Self-Editing for Fiction Writers: How to Edit Yourself into Print by Renni Browne
My rating: 4 of 5 stars
Self-Editing for Fiction Writers got recommended on the Facebook group for the Northwest Independent Writer’s Association, of which I am a member. So I decided to check it out. By and large, I’m glad I did. I’ve now written and released five novels, and I’ve worked with a couple of different editors. And a lot of what I see in this book lines up pretty well with what my best editorial experiences have taught me about my own writing.
Because yes–whether you’re planning on querying to traditional publishers or going indie, your work will require an edit pass. Probably multiple edit passes. And if you can’t afford to hire your own editor, and/or you don’t have handy immediate friends with editing skills in your social circle, you will have to do that editing yourself. This text could do you well as a how-to guide for tackling the job.
Here are some of the things the book discusses that I’ve learned about in my own editorial experiences: minimizing dialogue tags, and when you actually do need one, it’s okay to use ‘said’, really; minimizing use of dialect for effect, and techniques to capture the cadence of a character’s accent without making him or her unreadable; using action beats instead of dialogue tags to convey who’s speaking, and how; and all the various ways to think about handling point of view.
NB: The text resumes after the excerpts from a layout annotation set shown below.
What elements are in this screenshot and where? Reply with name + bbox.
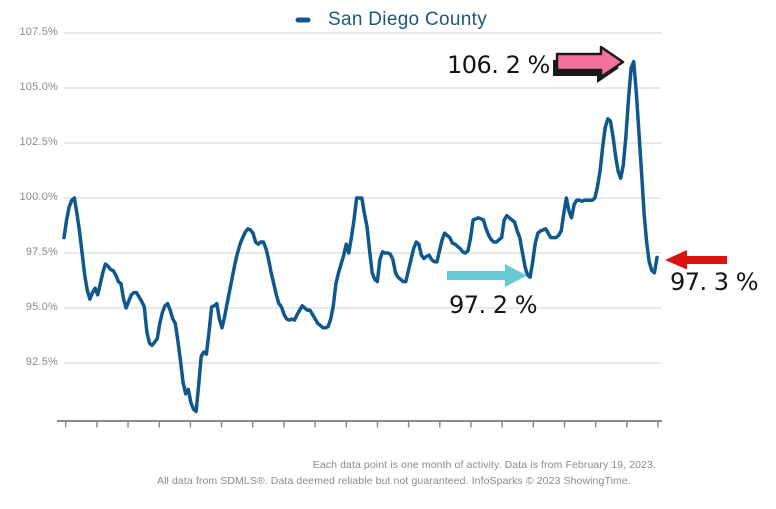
y-tick-label: 107.5% xyxy=(19,26,58,38)
legend-item[interactable]: San Diego County xyxy=(295,9,487,31)
y-tick-label: 95.0% xyxy=(25,301,58,313)
footer-data-note: Each data point is one month of activity… xyxy=(312,459,656,471)
legend-label: San Diego County xyxy=(328,9,488,30)
peak-value-annotation: 106. 2 % xyxy=(447,51,550,79)
y-tick-label: 100.0% xyxy=(19,191,58,203)
series-line xyxy=(62,59,659,414)
latest-arrow xyxy=(665,250,727,270)
y-tick-label: 102.5% xyxy=(19,136,58,148)
dip-value-annotation: 97. 2 % xyxy=(449,291,538,319)
peak-arrow xyxy=(553,45,625,83)
latest-value-annotation: 97. 3 % xyxy=(670,268,759,296)
legend-dash xyxy=(295,17,311,23)
y-tick-label: 97.5% xyxy=(25,246,58,258)
footer-disclaimer: All data from SDMLS®. Data deemed reliab… xyxy=(157,475,631,487)
y-tick-label: 92.5% xyxy=(25,356,58,368)
chart-generated xyxy=(57,32,662,428)
dip-arrow xyxy=(447,264,527,287)
legend-dash-icon xyxy=(295,17,311,23)
peak-arrow-body xyxy=(555,45,625,79)
y-tick-label: 105.0% xyxy=(19,81,58,93)
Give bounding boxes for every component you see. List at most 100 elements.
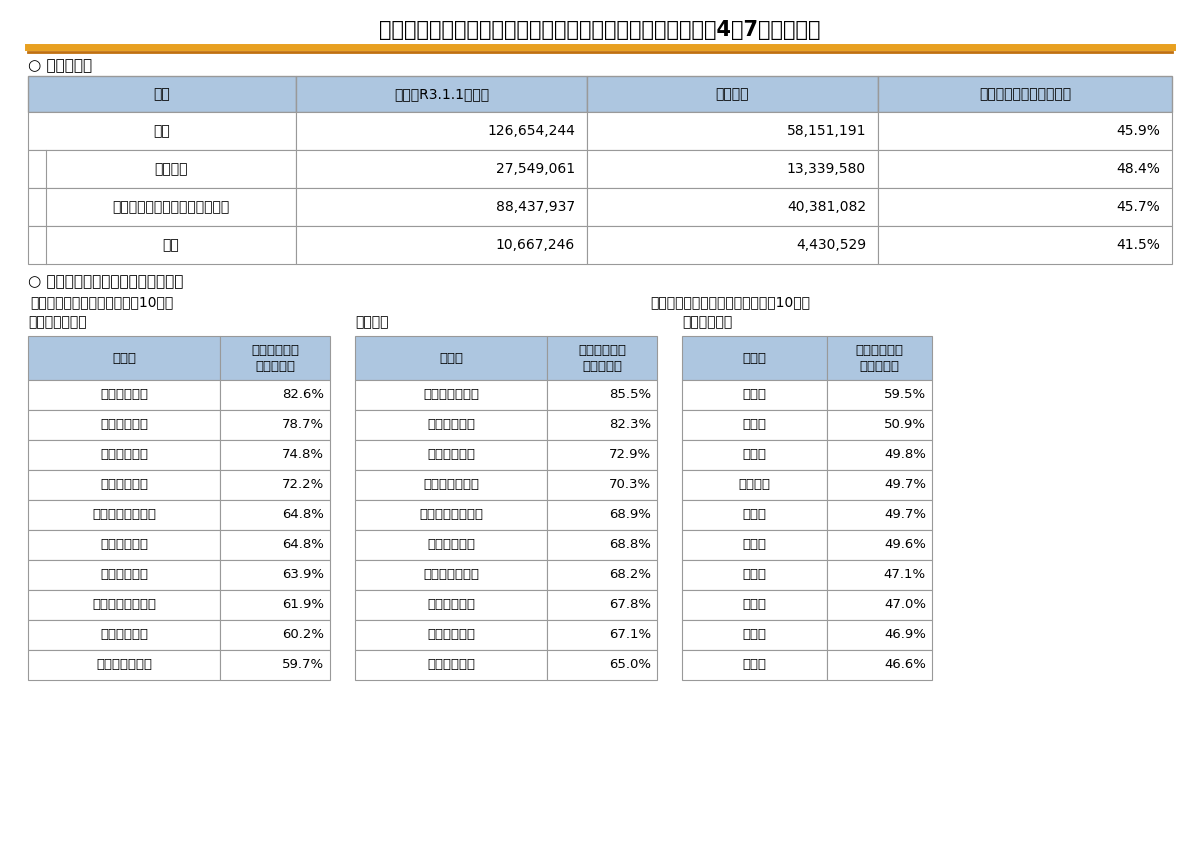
Text: 兵庫県: 兵庫県 bbox=[743, 419, 767, 432]
Bar bbox=[827, 650, 932, 680]
Bar bbox=[28, 620, 220, 650]
Text: 126,654,244: 126,654,244 bbox=[487, 124, 575, 138]
Bar bbox=[827, 336, 932, 380]
Bar bbox=[827, 440, 932, 470]
Bar bbox=[28, 76, 296, 112]
Text: 49.7%: 49.7% bbox=[884, 478, 926, 492]
Text: 68.9%: 68.9% bbox=[610, 509, 650, 522]
Bar bbox=[355, 590, 547, 620]
Bar bbox=[28, 500, 220, 530]
Text: 74.8%: 74.8% bbox=[282, 449, 324, 461]
Text: 70.3%: 70.3% bbox=[608, 478, 650, 492]
Bar bbox=[878, 76, 1172, 112]
Bar bbox=[827, 470, 932, 500]
Text: 兵庫県養父市: 兵庫県養父市 bbox=[100, 419, 148, 432]
Bar bbox=[220, 470, 330, 500]
Text: 46.9%: 46.9% bbox=[884, 628, 926, 641]
Bar bbox=[878, 188, 1172, 226]
Text: 大分県姫島村: 大分県姫島村 bbox=[427, 419, 475, 432]
Bar bbox=[28, 650, 220, 680]
Text: 石川県加賀市: 石川県加賀市 bbox=[100, 449, 148, 461]
Bar bbox=[28, 530, 220, 560]
Text: 4,430,529: 4,430,529 bbox=[796, 238, 866, 252]
Bar bbox=[878, 226, 1172, 264]
Text: 27,549,061: 27,549,061 bbox=[496, 162, 575, 176]
Bar bbox=[355, 470, 547, 500]
Bar bbox=[682, 560, 827, 590]
Bar bbox=[682, 336, 827, 380]
Text: 福島県磐梯町: 福島県磐梯町 bbox=[427, 659, 475, 672]
Text: 団体名: 団体名 bbox=[743, 352, 767, 365]
Text: 67.1%: 67.1% bbox=[608, 628, 650, 641]
Text: マイナンバーカードの市区町村別交付枚数等について（令和4年7月末時点）: マイナンバーカードの市区町村別交付枚数等について（令和4年7月末時点） bbox=[379, 20, 821, 40]
Bar bbox=[220, 500, 330, 530]
Text: 82.6%: 82.6% bbox=[282, 388, 324, 401]
Text: 石川県珠洲市: 石川県珠洲市 bbox=[100, 538, 148, 551]
Bar bbox=[355, 560, 547, 590]
Bar bbox=[355, 440, 547, 470]
Bar bbox=[296, 112, 587, 150]
Text: 49.6%: 49.6% bbox=[884, 538, 926, 551]
Bar bbox=[827, 560, 932, 590]
Bar bbox=[296, 226, 587, 264]
Text: 【都道府県】: 【都道府県】 bbox=[682, 315, 732, 329]
Text: 長崎県小値賀町: 長崎県小値賀町 bbox=[424, 568, 479, 582]
Bar bbox=[28, 470, 220, 500]
Text: 団体名: 団体名 bbox=[439, 352, 463, 365]
Bar bbox=[547, 560, 658, 590]
Bar bbox=[28, 112, 296, 150]
Bar bbox=[296, 76, 587, 112]
Bar bbox=[220, 620, 330, 650]
Text: 神奈川県: 神奈川県 bbox=[738, 478, 770, 492]
Text: 58,151,191: 58,151,191 bbox=[786, 124, 866, 138]
Bar bbox=[682, 410, 827, 440]
Text: 高知県宿毛市: 高知県宿毛市 bbox=[100, 478, 148, 492]
Text: 72.2%: 72.2% bbox=[282, 478, 324, 492]
Bar bbox=[878, 150, 1172, 188]
Text: 65.0%: 65.0% bbox=[610, 659, 650, 672]
Bar bbox=[28, 150, 296, 188]
Text: 長野県南牧村: 長野県南牧村 bbox=[427, 538, 475, 551]
Text: 宮崎県宮崎市: 宮崎県宮崎市 bbox=[100, 628, 148, 641]
Text: 区分: 区分 bbox=[154, 87, 170, 101]
Text: ○ マイナンバーカード交付先進地域: ○ マイナンバーカード交付先進地域 bbox=[28, 275, 184, 289]
Text: 59.7%: 59.7% bbox=[282, 659, 324, 672]
Text: 40,381,082: 40,381,082 bbox=[787, 200, 866, 214]
Bar bbox=[547, 440, 658, 470]
Text: 41.5%: 41.5% bbox=[1116, 238, 1160, 252]
Text: 全国: 全国 bbox=[154, 124, 170, 138]
Bar bbox=[220, 440, 330, 470]
Text: 滋賀県: 滋賀県 bbox=[743, 538, 767, 551]
Text: 61.9%: 61.9% bbox=[282, 599, 324, 611]
Bar bbox=[827, 410, 932, 440]
Bar bbox=[296, 150, 587, 188]
Text: 山口県: 山口県 bbox=[743, 568, 767, 582]
Text: 愛媛県大洲市: 愛媛県大洲市 bbox=[100, 568, 148, 582]
Text: 45.9%: 45.9% bbox=[1116, 124, 1160, 138]
Text: 85.5%: 85.5% bbox=[608, 388, 650, 401]
Text: 人口に対する
交付枚数率: 人口に対する 交付枚数率 bbox=[856, 343, 904, 372]
Text: 静岡県西伊豆町: 静岡県西伊豆町 bbox=[424, 478, 479, 492]
Bar bbox=[587, 112, 878, 150]
Text: 特別区・市（指定都市を除く）: 特別区・市（指定都市を除く） bbox=[113, 200, 229, 214]
Text: 46.6%: 46.6% bbox=[884, 659, 926, 672]
Text: 67.8%: 67.8% bbox=[610, 599, 650, 611]
Bar bbox=[827, 500, 932, 530]
Bar bbox=[547, 410, 658, 440]
Bar bbox=[355, 500, 547, 530]
Text: 千葉県: 千葉県 bbox=[743, 599, 767, 611]
Bar bbox=[355, 380, 547, 410]
Bar bbox=[220, 650, 330, 680]
Text: 兵庫県香美町: 兵庫県香美町 bbox=[427, 599, 475, 611]
Text: 鹿児島県中種子町: 鹿児島県中種子町 bbox=[419, 509, 482, 522]
Text: 48.4%: 48.4% bbox=[1116, 162, 1160, 176]
Text: （２）都道府県別交付枚数率上位10団体: （２）都道府県別交付枚数率上位10団体 bbox=[650, 295, 810, 309]
Text: 59.5%: 59.5% bbox=[884, 388, 926, 401]
Text: 68.8%: 68.8% bbox=[610, 538, 650, 551]
Bar bbox=[827, 590, 932, 620]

There are a lot of exercises in the various chapters as well, on which you can practice. I skipped those, just because I’ve actually gotten in a fair amount of editing practice at this point, working with my own stuff. But if you haven’t edited yourself or someone else’s work before, you might try those and see how valuable they are for you. Me, I’ll be buying myself a copy of this for reference, now that I’ve read the library checkout copy. Four stars.